Da chi ha vinto il tanto atteso tappone alpino (l’australiano Ben O’Connor, bravo, bellissima fuga)! o dai due eterni rivali che qui sul Col de la Loze, dopo 3 cime fuori categoria e 5450 metri di dislivello, avrebbero dovuto chiarire una volta per tutte a chi andrà questo 112esimo Tour de France?
Partiamo dai due rivali. Il chiarimento c’è stato, anche perchè, diciamo la verità, non c’è più partita. Tadej Pogacar, maglia gialla sempre più gialla, ha di nuovo cancellato ogni dubbio. E’ lui il più forte. Facciamocene una ragione. Non c’è niente da fare. Potremmo allungare di un’altra settimana la corsa francese, ma il responso non cambierebbe di una virgola.

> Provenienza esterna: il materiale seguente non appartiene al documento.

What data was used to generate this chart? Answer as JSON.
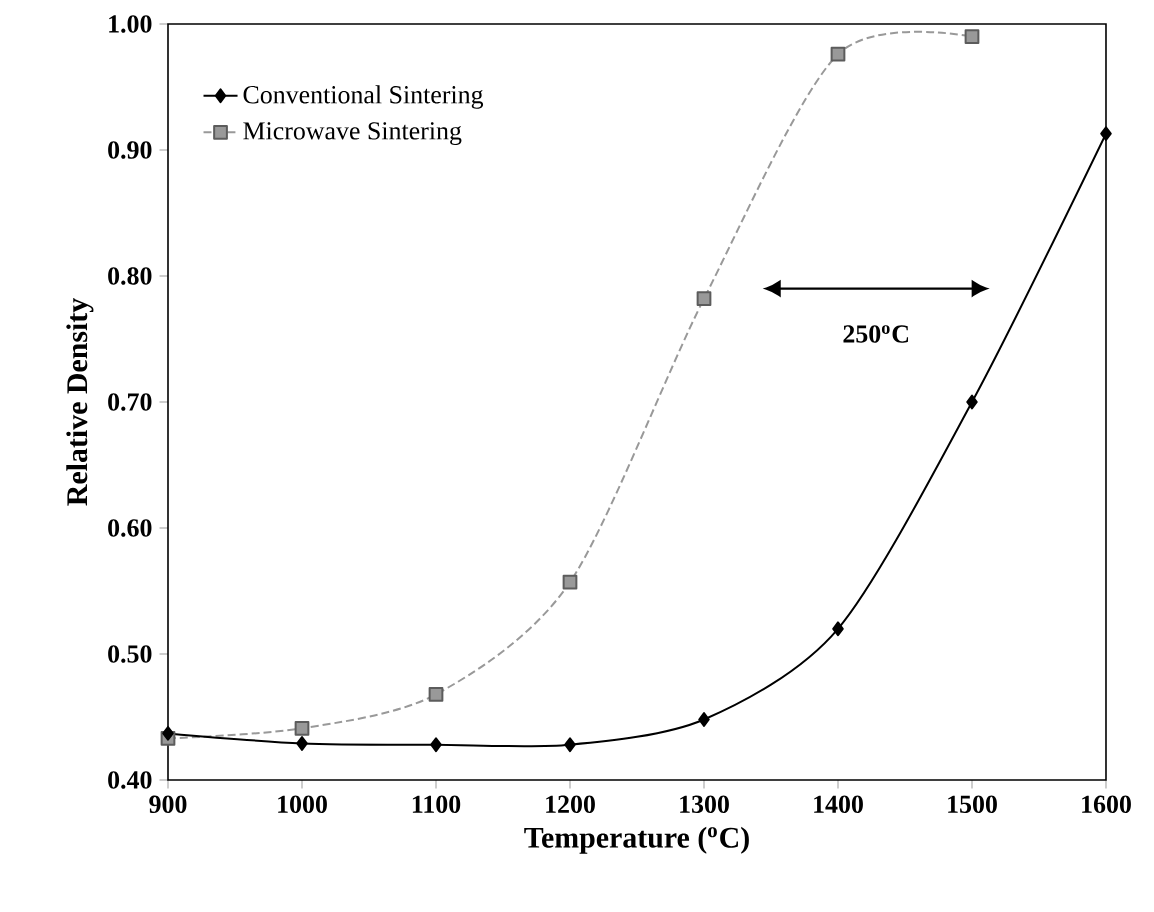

E lo si è visto anche questa volta. Avrebbe dovuto succedere il finimondo. Uno resa dei conti definitiva tra montagne da mozzare il fiato e tagliare le gambe. Invece poco o niente. Perfino il maltempo, tanto temuto, solo alla fine ha lanciato una spruzzatina d’acqua nella nebbia senza spaventare nessuno.
Tra le nuvole basse, a 500 metri dal traguardo, dove la rampa s’impennava, Pogacar ha deciso che era ora di chiudere quel noioso balletto che durava da ben 171 chilometri.